Wer den Schaden hat

Nachwirkungen. Nach einem Brand in einer Tiefgarage ist der Schaden an dem Gebäude und den Autos nur die eine Seite. Auf Eigentümer und Mieter warten nach so einem Ereignis oft viel Bürokratie und auch Ärger.


Zwei Wochen nach dem verheerenden Tiefgaragenbrand im Stuttgarter Stadtteil Neugereut sind die Aufräumarbeiten in vollem Gange. Am Eingang zur Tiefgarage im Wildgansweg erinnern nur noch die Container und ein Spezialfahrzeug, das immer noch Schutt aus der komplett verkohlten Garage befördert, von außen an den Brand.

Im Innern zeigt sich jetzt, nachdem der gröbste Dreck beseitigt ist, das ganze Ausmaß der Schäden, die das Feuer in der Neujahrsnacht angerichtet hat. Die Stahlarmierungen der Betondecke sind dort, wo das Feuer besonders stark gewütet hat, aus der Decke gebrochen. Jeden Meter steht mittlerweile eine Stahlstütze. 700 werden es am Ende insgesamt sein, um zu verhindern, dass die Decke irgendwo doch einbricht.

Für die Mieter und den Hauseigentümer, den Bau- und Wohnungsverein Stuttgart, ist der Brand eine 'große Katastrophe', gibt Vorstand Thomas Wolf unumwunden zu. Denn neben dem reinen Gebäudeschaden kommt auf das Wohnungsunternehmen ein riesiger organisatorischer Aufwand zu. 'Derzeit wird mit allen Mietern gesprochen. Auch die Versicherungsfragen müssen hinsichtlich des Gebäudes und der Autos geklärt werden', ergänzt Vorstandskollege Jürgen Oelschläger.

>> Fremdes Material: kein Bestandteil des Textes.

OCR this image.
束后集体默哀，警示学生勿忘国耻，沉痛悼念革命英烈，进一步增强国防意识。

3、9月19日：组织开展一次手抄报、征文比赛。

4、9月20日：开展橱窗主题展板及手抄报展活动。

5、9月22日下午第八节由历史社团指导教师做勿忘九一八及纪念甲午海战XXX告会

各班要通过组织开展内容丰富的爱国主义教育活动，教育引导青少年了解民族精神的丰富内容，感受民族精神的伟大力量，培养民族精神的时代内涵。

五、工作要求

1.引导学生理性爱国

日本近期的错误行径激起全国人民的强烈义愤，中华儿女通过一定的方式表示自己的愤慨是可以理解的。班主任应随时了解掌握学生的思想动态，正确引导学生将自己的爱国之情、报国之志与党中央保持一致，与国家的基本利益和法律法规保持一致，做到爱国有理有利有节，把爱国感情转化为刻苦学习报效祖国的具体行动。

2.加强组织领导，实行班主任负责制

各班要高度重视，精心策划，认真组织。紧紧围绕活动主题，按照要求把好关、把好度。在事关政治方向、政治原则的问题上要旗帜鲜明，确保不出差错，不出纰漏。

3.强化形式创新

Dabei hatten die Bewohner noch Glück im Unglück: nicht auszudenken, was passiert wäre, wenn das Feuer auf der linken Seite der Tiefgarage ausgebrochen wäre, so Wolf. In diesem Bereich stehen mehrere Wohnhäuser direkt über der Tiefgarage.

Trotzdem sitzt der Schock bei allen Beteiligten tief. Dabei geht es längst nicht nur um das Erlebte oder den Gebäudeschaden, der von Experten auf über 1,5 Millionen Euro geschätzt wird. Vor allem bei jenen, die ihr Auto in der Tiefgarage abgestellt hatten und deren Autos jetzt nicht einmal mehr Schrottwert haben, ist das Entsetzen groß. Denn längst ist nicht geklärt, wer die Schäden an den Autos oder die Beseitigungs­kosten bezahlt. 'Nicht jeder ist so versichert, dass alle eintretenden Schadensfolgen getragen werden', ist die Erfahrung von Jürgen Oelschläger.

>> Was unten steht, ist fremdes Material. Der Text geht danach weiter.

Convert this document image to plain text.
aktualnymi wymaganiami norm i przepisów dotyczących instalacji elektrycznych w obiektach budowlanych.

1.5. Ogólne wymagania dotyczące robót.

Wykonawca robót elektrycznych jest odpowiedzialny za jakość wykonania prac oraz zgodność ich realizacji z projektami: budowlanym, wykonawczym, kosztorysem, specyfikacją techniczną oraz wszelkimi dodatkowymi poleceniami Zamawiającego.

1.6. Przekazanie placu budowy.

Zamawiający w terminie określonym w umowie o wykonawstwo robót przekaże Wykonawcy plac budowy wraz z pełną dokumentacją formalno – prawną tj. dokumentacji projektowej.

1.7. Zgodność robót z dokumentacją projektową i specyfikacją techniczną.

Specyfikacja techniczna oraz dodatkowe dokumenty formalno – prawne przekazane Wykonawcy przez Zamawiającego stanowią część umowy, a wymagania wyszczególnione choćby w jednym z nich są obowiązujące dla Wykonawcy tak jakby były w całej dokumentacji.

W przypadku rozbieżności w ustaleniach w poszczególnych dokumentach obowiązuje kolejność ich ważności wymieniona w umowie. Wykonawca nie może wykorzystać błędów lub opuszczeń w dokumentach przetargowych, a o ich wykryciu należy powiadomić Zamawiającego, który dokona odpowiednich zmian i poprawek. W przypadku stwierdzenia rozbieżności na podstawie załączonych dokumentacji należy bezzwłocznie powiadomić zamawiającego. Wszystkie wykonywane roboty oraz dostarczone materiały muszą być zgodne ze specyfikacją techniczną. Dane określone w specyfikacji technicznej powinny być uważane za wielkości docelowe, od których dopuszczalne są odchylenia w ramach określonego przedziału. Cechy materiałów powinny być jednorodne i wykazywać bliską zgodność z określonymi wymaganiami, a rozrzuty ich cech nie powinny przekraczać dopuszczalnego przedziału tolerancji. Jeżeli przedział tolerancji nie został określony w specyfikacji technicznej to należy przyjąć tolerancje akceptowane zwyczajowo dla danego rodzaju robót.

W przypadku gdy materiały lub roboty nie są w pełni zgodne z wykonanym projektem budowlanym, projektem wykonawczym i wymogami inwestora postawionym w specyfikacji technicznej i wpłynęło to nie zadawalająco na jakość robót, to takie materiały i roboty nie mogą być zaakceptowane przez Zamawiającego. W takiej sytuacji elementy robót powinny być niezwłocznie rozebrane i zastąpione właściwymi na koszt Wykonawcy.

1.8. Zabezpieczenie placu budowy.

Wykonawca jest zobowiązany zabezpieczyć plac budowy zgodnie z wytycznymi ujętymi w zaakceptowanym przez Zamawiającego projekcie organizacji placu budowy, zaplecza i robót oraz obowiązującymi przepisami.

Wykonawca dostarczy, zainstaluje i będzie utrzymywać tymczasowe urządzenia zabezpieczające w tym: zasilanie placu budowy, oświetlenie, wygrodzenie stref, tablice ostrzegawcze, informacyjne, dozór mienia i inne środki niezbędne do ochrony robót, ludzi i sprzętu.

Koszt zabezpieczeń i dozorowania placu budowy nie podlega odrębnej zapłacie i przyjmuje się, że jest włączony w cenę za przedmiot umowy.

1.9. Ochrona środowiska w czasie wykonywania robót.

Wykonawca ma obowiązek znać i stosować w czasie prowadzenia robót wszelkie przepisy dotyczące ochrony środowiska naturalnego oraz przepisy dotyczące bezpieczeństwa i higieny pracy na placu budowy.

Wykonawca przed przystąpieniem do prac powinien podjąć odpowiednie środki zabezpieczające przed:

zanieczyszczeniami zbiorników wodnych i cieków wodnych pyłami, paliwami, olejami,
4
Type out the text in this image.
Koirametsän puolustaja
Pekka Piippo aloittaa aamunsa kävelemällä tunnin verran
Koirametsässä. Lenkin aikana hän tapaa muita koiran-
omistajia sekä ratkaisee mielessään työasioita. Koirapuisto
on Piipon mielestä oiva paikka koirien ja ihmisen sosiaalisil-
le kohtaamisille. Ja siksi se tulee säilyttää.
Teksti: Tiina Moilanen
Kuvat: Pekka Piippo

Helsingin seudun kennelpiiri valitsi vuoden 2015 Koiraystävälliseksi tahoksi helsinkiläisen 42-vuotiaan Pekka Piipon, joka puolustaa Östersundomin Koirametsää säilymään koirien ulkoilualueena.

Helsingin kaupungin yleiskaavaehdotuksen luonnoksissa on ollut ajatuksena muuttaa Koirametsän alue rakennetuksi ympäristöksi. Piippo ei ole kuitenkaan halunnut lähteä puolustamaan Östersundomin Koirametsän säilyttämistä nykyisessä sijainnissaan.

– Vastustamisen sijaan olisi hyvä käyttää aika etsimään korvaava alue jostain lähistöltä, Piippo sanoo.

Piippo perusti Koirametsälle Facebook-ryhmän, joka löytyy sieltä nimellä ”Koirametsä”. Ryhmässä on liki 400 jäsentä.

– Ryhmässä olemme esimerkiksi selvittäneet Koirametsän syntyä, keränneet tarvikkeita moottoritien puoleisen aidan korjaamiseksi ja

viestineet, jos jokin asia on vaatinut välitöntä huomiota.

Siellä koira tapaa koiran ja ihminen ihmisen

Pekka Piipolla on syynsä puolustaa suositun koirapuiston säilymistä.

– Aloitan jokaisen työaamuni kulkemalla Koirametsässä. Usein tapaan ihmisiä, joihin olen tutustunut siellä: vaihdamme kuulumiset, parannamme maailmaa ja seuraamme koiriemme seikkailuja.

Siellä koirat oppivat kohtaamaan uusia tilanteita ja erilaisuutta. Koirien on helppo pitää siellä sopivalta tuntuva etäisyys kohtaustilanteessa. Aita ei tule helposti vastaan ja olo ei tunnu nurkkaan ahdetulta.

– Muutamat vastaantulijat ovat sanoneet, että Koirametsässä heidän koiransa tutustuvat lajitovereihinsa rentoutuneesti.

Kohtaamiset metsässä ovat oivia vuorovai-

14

Während die ausgebrannten Fahrzeuge bereits mit einem Spezialfahrzeug entfernt wurden, stehen immer noch etliche Autos - umhüllt von einer dicken Rußschicht - in ihren Parkbuchten. Das liegt auch daran, dass die Fahrzeuge erst vor Ort von einer Spezialfirma vom Ruß gesäubert werden müssen, bevor sie auf einen Lkw geladen und durch die Stadt in eine Werkstatt transportiert werden dürfen. Um die Garage zügig für die Sanierung freizuräumen, hat das Wohnungsunternehmen vorsorglich schon Angebote von entsprechenden Unternehmen eingeholt. Doch erst müssen die Autoversicherungen der Mieter den Schaden begutachten. 'Das ist nicht immer einfach, vor allem bei den Online-Versicherungen', erklärt Oelschläger. Vermutlich wird der eine oder andere die Kosten von ein paar Hundert Euro für diese Reinigung auch aus eigener Tasche bezahlen, wenn sich der Autoversicherer nicht kulant zeigt.

Obwohl sich Thomas Wolf und sein Vorstandskollege Jürgen Oelschläger seit 14 Tagen mit nichts anderem als mit der Regulierung der Brandfolgen beschäftigen, wird es noch viele Monate dauern, bis alles wieder seinen Gang geht. Vor elf Jahren hatte es schon einmal in einer Tiefgarage des Bau- und Wohnungsvereins gebrannt. 'Das war aber längst nicht so schlimm wie jetzt', erinnert er sich. 'Dieses Mal werden wir auf einem hohen fünfstelligen Beitrag sitzenbleiben', befürchtet Wolf. Denn das Herausholen der ausgebrannten Autos mit einer Spezialmaschine aus der Tiefgarage, die fachgerechte Entsorgung der Schrottteile und die Sicherungsmaßnahmen des Brandortes lassen sich genauso wenig durch eine Versicherung abdecken wie der erhöhte Verwaltungsaufwand.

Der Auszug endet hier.